Un quatrième volet important de la nouvelle stratégie logistique concerne les chantiers, qui représentent à eux seuls un tiers des volumes de déchets à gérer dans la capitale. Sur ce point, Emmanuel Grégoire rappelle que "le meilleur déchet est celui qu'on ne produit pas" et que les élus veulent toujours privilégier les opérations de réhabilitations aux démolitions et reconstructions ; et quand construction il doit y avoir, la création de sous-sols - qui nécessite le déplacement de "volumes colossaux" - doit toujours être réduite.
Les flux liés aux matériaux de construction doivent être repensés en favorisant l'électrification de la flotte des véhicules concernés ainsi que les circuits courts en lien avec les entreprises du secteur ; Paris entend également massifier le recours à la voie fluviale.
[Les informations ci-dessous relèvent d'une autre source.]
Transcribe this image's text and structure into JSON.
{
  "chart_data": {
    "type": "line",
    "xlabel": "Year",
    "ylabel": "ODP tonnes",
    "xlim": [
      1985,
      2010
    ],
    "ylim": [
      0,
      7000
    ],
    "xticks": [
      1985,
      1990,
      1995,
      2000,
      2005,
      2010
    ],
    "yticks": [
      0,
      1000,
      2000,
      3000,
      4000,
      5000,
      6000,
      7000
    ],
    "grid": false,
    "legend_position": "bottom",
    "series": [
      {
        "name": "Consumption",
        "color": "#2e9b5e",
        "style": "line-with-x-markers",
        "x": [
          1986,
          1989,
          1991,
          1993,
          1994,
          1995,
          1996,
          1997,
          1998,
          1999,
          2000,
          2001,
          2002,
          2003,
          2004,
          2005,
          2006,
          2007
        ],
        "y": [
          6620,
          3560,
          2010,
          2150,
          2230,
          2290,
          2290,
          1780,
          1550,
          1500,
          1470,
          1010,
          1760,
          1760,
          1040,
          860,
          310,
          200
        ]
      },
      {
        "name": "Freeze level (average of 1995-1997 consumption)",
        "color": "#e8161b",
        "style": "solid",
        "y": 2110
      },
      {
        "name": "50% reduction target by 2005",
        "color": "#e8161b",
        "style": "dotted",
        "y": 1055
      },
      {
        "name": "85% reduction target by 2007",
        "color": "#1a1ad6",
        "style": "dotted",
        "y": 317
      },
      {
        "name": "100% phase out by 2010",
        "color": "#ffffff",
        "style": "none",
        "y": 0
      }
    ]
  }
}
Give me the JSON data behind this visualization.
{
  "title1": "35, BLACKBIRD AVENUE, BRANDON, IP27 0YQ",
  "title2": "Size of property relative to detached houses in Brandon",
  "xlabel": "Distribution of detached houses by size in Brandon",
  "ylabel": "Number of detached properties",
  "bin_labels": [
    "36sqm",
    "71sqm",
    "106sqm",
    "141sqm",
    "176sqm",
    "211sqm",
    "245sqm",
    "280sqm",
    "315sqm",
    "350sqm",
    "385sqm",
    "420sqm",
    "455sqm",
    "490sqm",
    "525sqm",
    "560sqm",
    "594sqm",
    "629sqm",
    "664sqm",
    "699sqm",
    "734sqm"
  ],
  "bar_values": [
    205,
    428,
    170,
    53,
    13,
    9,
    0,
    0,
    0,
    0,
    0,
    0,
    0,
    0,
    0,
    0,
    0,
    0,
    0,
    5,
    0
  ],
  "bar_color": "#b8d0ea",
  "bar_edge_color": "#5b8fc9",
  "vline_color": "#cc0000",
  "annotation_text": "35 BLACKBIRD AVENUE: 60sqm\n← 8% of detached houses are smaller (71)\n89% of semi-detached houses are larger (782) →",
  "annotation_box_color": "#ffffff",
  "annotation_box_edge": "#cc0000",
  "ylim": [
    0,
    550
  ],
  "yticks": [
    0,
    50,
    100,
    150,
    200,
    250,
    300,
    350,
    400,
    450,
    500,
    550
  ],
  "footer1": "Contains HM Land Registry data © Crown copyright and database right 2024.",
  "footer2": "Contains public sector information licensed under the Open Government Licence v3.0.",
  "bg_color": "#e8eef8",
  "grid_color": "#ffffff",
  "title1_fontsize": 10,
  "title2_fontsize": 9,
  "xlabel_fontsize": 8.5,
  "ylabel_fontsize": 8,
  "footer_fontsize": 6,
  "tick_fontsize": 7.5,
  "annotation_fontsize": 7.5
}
Plusieurs de ces orientations doivent être traduites dans la future charte "chantier durable à faibles nuisances".
Inciter les commerces de proximité à prendre leur part
Un cinquième axe d'intervention vise à accompagner l'innovation et l'adoption, par les acteurs du commerce, de nouveaux modèles de logistique de proximité. Les commerces de proximité devront notamment être informés et sensibilisés aux enjeux des émissions de GES liées aux flux qui leur permettent de se fournir, et bénéficier d'aides de la Ville pour l'achat de vélos électriques, de vélos-cargos ou encore de camionnettes électriques. Les utilitaires électriques partagés seront également développés à travers le service Mobilib' Utilitaire opéré par Clem' (présenté aux derniers entretiens du Cadre de Ville).
Enfin, le sixième pilier de la stratégie présentée par la Ville de Paris renvoie aux conditions de travail des livreurs, dont la profession fait face à une précarité croissante avec l'essor de la livraison à domicile et l'arrivée de modèles économiques et juridiques souvent prédateurs. Si Paris dispose clairement de moins de leviers sur ce point que les services de l'État, elle n'entend pas pour autant renoncer à jouer un rôle social dans le cadre de ses compétences. C'est pourquoi elle a financé la Maison des Coursiers dans le XVIIIe arrondissement, un lieu ouvert en septembre 2021 où les livreurs peuvent se reposer, se rencontrer et bénéficier d'une aide administrative et juridique.
Paris veut également créer un véritable maillage d'aménités (points d'eau, toilettes) à destination des travailleurs en s'appuyant sur les lieux de la vie associative et citoyenne de la capitale. Enfin, la Ville veut signer une charte sociale et environnementale avec les plateformes concernées - un point sur lequel elle se dit relativement optimiste.
Le comité des partenaires pérennisé
Enfin, au-delà de ces six piliers, les élus veulent également montrer l'exemple en faisant évoluer certaines pratiques de l'administration parisienne. La Ville de Paris prendra ainsi plusieurs engagements - en outre, elle favorisera les achats locaux dans sa commande publique, s'efforcera de réduire les flux routiers engendrés par ses chantiers et décarboner sa flotte au profit de des véhicules électriques ou à hydrogène. La collectivité entend également mettre en place des dispositifs visant à lutter contre les angles morts de ses poids lourds et réduire le risque d'accident.
Les élus insistent par ailleurs sur l'inscription de leur stratégie dans une logique de concertation avec les différentes parties prenantes. En effet, les orientations désormais formalisées ont émergé en mobilisant, depuis environ un an, plus de300 partenaires publics et privés dans le cadre d'ateliers de concertation. Le comité des partenaires mis en place pour conclure cette démarche sera d'ailleurs pérennisé pour devenir une instance d'échanges. Dorénavant, il devra se réunir au moins deux fois par an pour adopter une feuille de route annuelle, débattre du bilan des actions initiées et partager des retours d'expérience.